I ate spinach salad until the spinach I’d bought started to wilt. Then I made a big spinach/sauerkraut salad.

I liked the tomato soup, the coconut tomato soup, and the red bell pepper soup, so I stuck with those.

When I was finishing up, I went back and read what Ani Phyo  included after the diet info.  There, I found a lot of the usual – eat what you want to when you want to. Ha!  This seems to me like a disclaimer. You eat what you want to, and you will not get the results promised in the title.

By the middle of the Fat Blast, I found I needed to add a laxative tea at night.  Things just weren’t moving through. I was eating things which were suggested, and I was using a blender, as opposed to a juicer, but needed some additional help to perform my morning ablutions.

I am happy to tell you that I came down  to suing two or three of the shakes pretty much exclusively. 1    I found that the blueberry shake, and the banana shake worked well for me throughout the diet. A big reason there was finances.I just really didn’t have enough money to add in all of those lovely ideas that are suggested in the program.

Regardless, I did stick with the *idea* of the program, and I did lose at least one size (I don’t have a scale, so I can’t tell you what the 9weight equivalent was – I just got into my jeans and did not have to hold my breath to close them. I was able to put on a couple of dresses and not look like I was selling something.  In one case, I was able to wear a dress I’d received as a gift, for the first time. Whoopee!

Since I am a veteran Master Cleanser, the whole time I was going through this Fat Blast, I felt a strong desire to do the salt cleanse.  I think that was why I finally went to the laxative tea in the last days. I avoided using laxatives or the salt cleanse during the first part of the diet because I wanted to know how the diet worked.  My experience, in the end, was that I needed a little more excitement to move me, so I finally resorted  to the laxative tea.

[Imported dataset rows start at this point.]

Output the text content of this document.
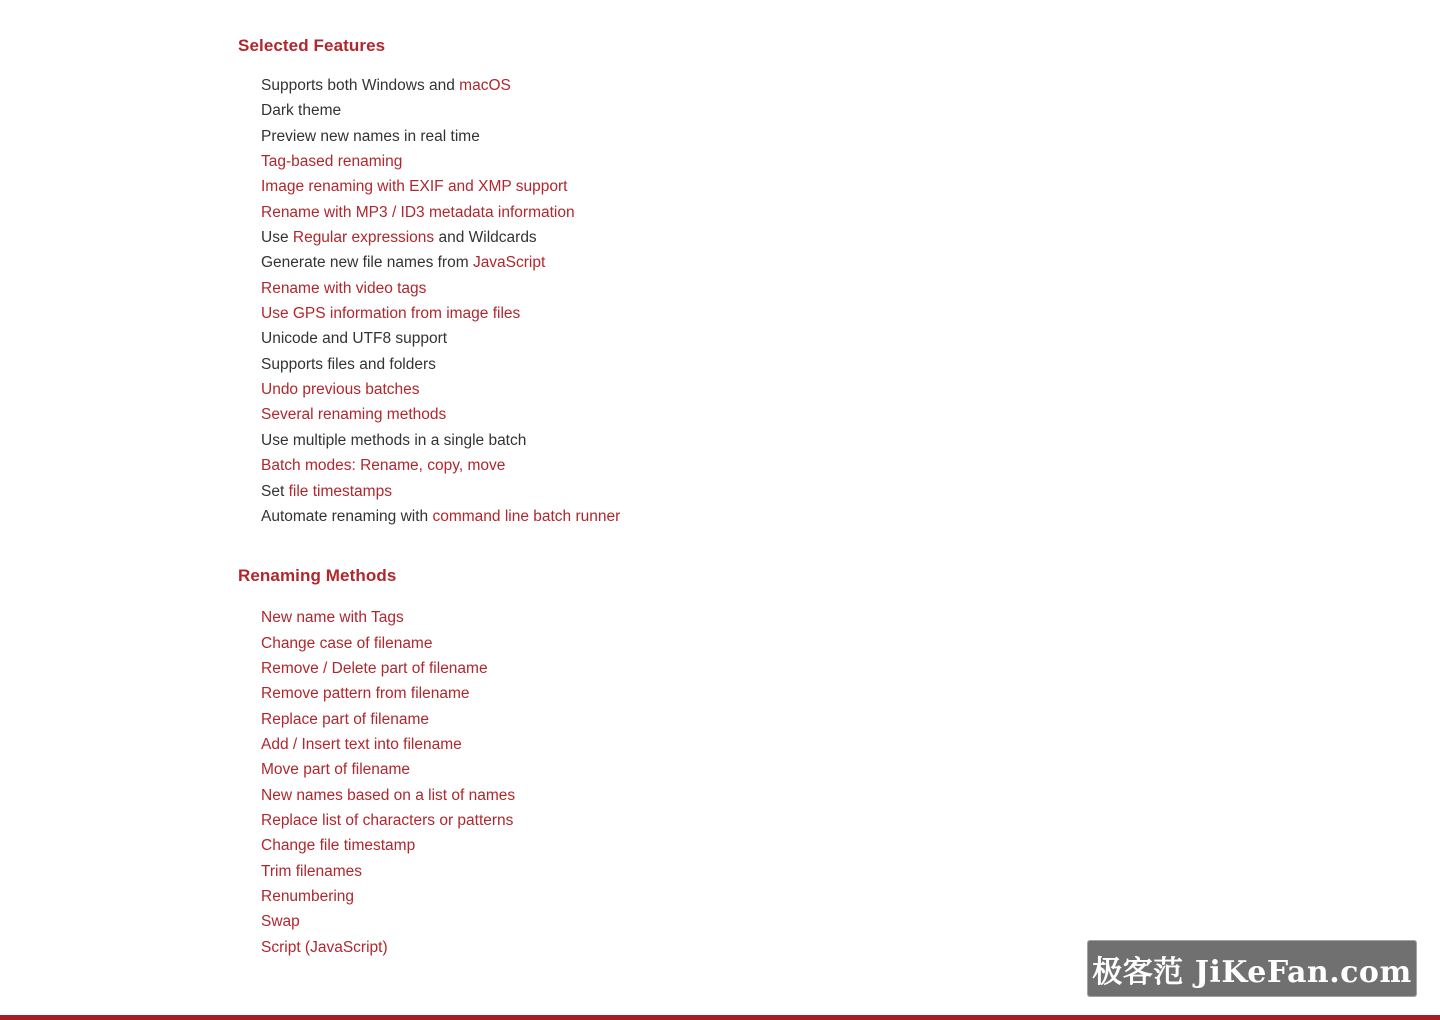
Selected Features
Supports both Windows and macOS
Dark theme
Preview new names in real time
Tag-based renaming
Image renaming with EXIF and XMP support
Rename with MP3 / ID3 metadata information
Use Regular expressions and Wildcards
Generate new file names from JavaScript
Rename with video tags
Use GPS information from image files
Unicode and UTF8 support
Supports files and folders
Undo previous batches
Several renaming methods
Use multiple methods in a single batch
Batch modes: Rename, copy, move
Set file timestamps
Automate renaming with command line batch runner
Renaming Methods
New name with Tags
Change case of filename
Remove / Delete part of filename
Remove pattern from filename
Replace part of filename
Add / Insert text into filename
Move part of filename
New names based on a list of names
Replace list of characters or patterns
Change file timestamp
Trim filenames
Renumbering
Swap
Script (JavaScript)
极客范 JiKeFan.com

Should you do this diet?  I’d say yes. If you have enough money to eat all the things on the diet, it will be fun (all of the recipes are easy to prepare).  If you adhere even moderately strictly to this diet, you will lose at least 15 pounds.

RAW FOR THE HOLIDAYS: raw holiday recipes from Raw Food Rehab

POST #716
Penni  Shelton, the woman behind Raw Food Rehab, one of the best sites out there, is once again offering her raw for Raw for the Holidays ebook.  This book has a wonderful collection of delicious recipes.  You can’t go wrong here.

ANI PHYO’S LATEST BOOK: Ani’s Raw Food Essentials

I have just received my copy of Ani Phyo’s new book, Ani’s Raw Food Essentials: Recipes and Techniques for Mastering the Art of Live Food, and boy am I excited. I had seen this book on-line, and, last Friday I had a chance to browse through it in a bookstore, and knew I had chosen another winner.

There are lots of new recipes in this book. In fact, most of the recipes  are new (although there are a few of the staples which are used as base ingredients  in many of Ani Phyo’s recipes)

I am looking forward to digging into this book and trying out new recipes.  I haven’t bought a new recipe book in over a year (I’m too picky, I think, and, anyway, my old books going back to the 60s and 70s still work).  I really love Ani Phyo’s recipes, and the ideas she sprinkles throughout her books.